Health and Human Services Secretary Kathleen Sebelius has written a letter to the National Association of Insurance Commissioners (NAIC) requesting their assistance in defining medical loss ratio (MLR) standards in the new health care law and has issued two formal requests for public comment on how best to define the term and implement reform’s rate review provisions.
The new health care law requires that insurers spend at least 80% of customers’ premiums on medical care in the individual insurance market, and 85% in the employer/group market until 2014 and pay rebates to enrollees if they does not meet minimum standards. The bill also tries to prevent insurers from increasing rates before 2014 by requiring that insurers “submit to the Secretary and the relevant State a justification for an unreasonable premium increase prior to the implementation of the increase, and prominently post this information on their Internet websites.” States can also keep insurers with “unreasonable” rate hikes from participating in the new exchanges.

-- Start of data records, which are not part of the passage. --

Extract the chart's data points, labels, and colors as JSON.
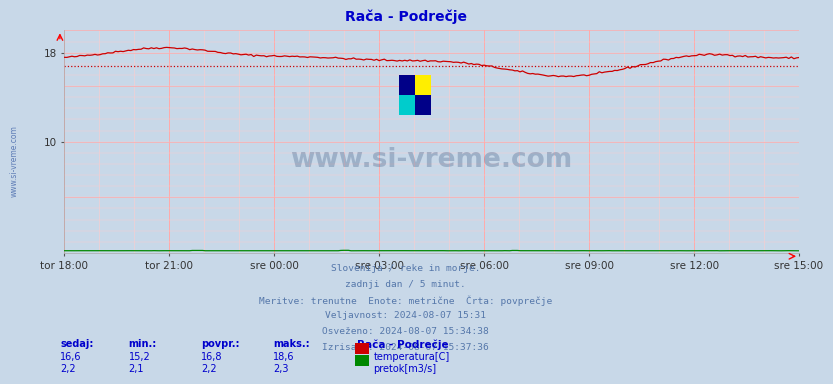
{
  "title": "Rača - Podrečje",
  "title_color": "#0000cc",
  "bg_color": "#c8d8e8",
  "plot_bg_color": "#c8d8e8",
  "grid_color_major": "#ff9999",
  "grid_color_minor": "#ffcccc",
  "x_tick_labels": [
    "tor 18:00",
    "tor 21:00",
    "sre 00:00",
    "sre 03:00",
    "sre 06:00",
    "sre 09:00",
    "sre 12:00",
    "sre 15:00"
  ],
  "x_tick_positions": [
    0,
    36,
    72,
    108,
    144,
    180,
    216,
    252
  ],
  "ylim": [
    0,
    20
  ],
  "n_points": 288,
  "temp_color": "#cc0000",
  "flow_color": "#008800",
  "watermark": "www.si-vreme.com",
  "watermark_color": "#1a3a6a",
  "info_lines": [
    "Slovenija / reke in morje.",
    "zadnji dan / 5 minut.",
    "Meritve: trenutne  Enote: metrične  Črta: povprečje",
    "Veljavnost: 2024-08-07 15:31",
    "Osveženo: 2024-08-07 15:34:38",
    "Izrisano: 2024-08-07 15:37:36"
  ],
  "info_color": "#5577aa",
  "legend_title": "Rača - Podrečje",
  "legend_items": [
    "temperatura[C]",
    "pretok[m3/s]"
  ],
  "legend_colors": [
    "#cc0000",
    "#008800"
  ],
  "table_headers": [
    "sedaj:",
    "min.:",
    "povpr.:",
    "maks.:"
  ],
  "table_data": [
    [
      "16,6",
      "15,2",
      "16,8",
      "18,6"
    ],
    [
      "2,2",
      "2,1",
      "2,2",
      "2,3"
    ]
  ],
  "table_color": "#0000cc",
  "avg_temp": 16.8
}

On the medical loss ratio provisions, the Secretary is asking the insurance commissioners to develop:
– Definitions relating to the activities that health insurance issuers offering individual and group coverage must report under Section 2718(a) (clinical services, activities that improve health care quality, and all other non-claims costs and the nature of such costs); and
– Standardized calculation methodologies relating to the above mentioned activities, ensuring that they account for the special circumstances of smaller plans, different types of plans, and newer plans.
I’ve argued that MLR and rate review are really the only ways to prevent insurers from increasing premiums in the interim period, when Americans are just getting their first impressions of the new health care law. Therefore, it is absolutely critical that these rules don’t allow insurers to game the system or simply reclassify costs to meet the new requirements. Already, WellPoint has announced that it intends to re-label administrative costs as ‘medical care’ in order to meet the new MLR requirements and health policy wonks have argued that insurers could avoid the MLR guidelines by paying more for certain services (to meet the benchmark) or excluding certain benefits from coverage (benefits which would attract a sicker risk pool). Insurers could also circumvent the premium rate review by shifting more costs into deductibles and co-payments.
On a call with reporters, Jeanne Lambrew — Director of the HHS Office of Health Reform — didn’t provide any specifics into the new standards, emphasizing that the agency wanted to give all the different stakeholders — insurance commissioners, insurers and the general public — an equal opportunity to contribute to the process. “We want to know more about what criteria states and other entities use to improve health care quality. What criteria should be used when determining whether a medical loss ratio should be adjusted, due to potential market volatility? What methods are currently used to enforce medical loss ratio related requirements?” Lambrew also said the agency wanted to know if certain health plans should be excluded from the rate review process and how best to define an unreasonable rate increase. Both comment periods will be open for 30 days.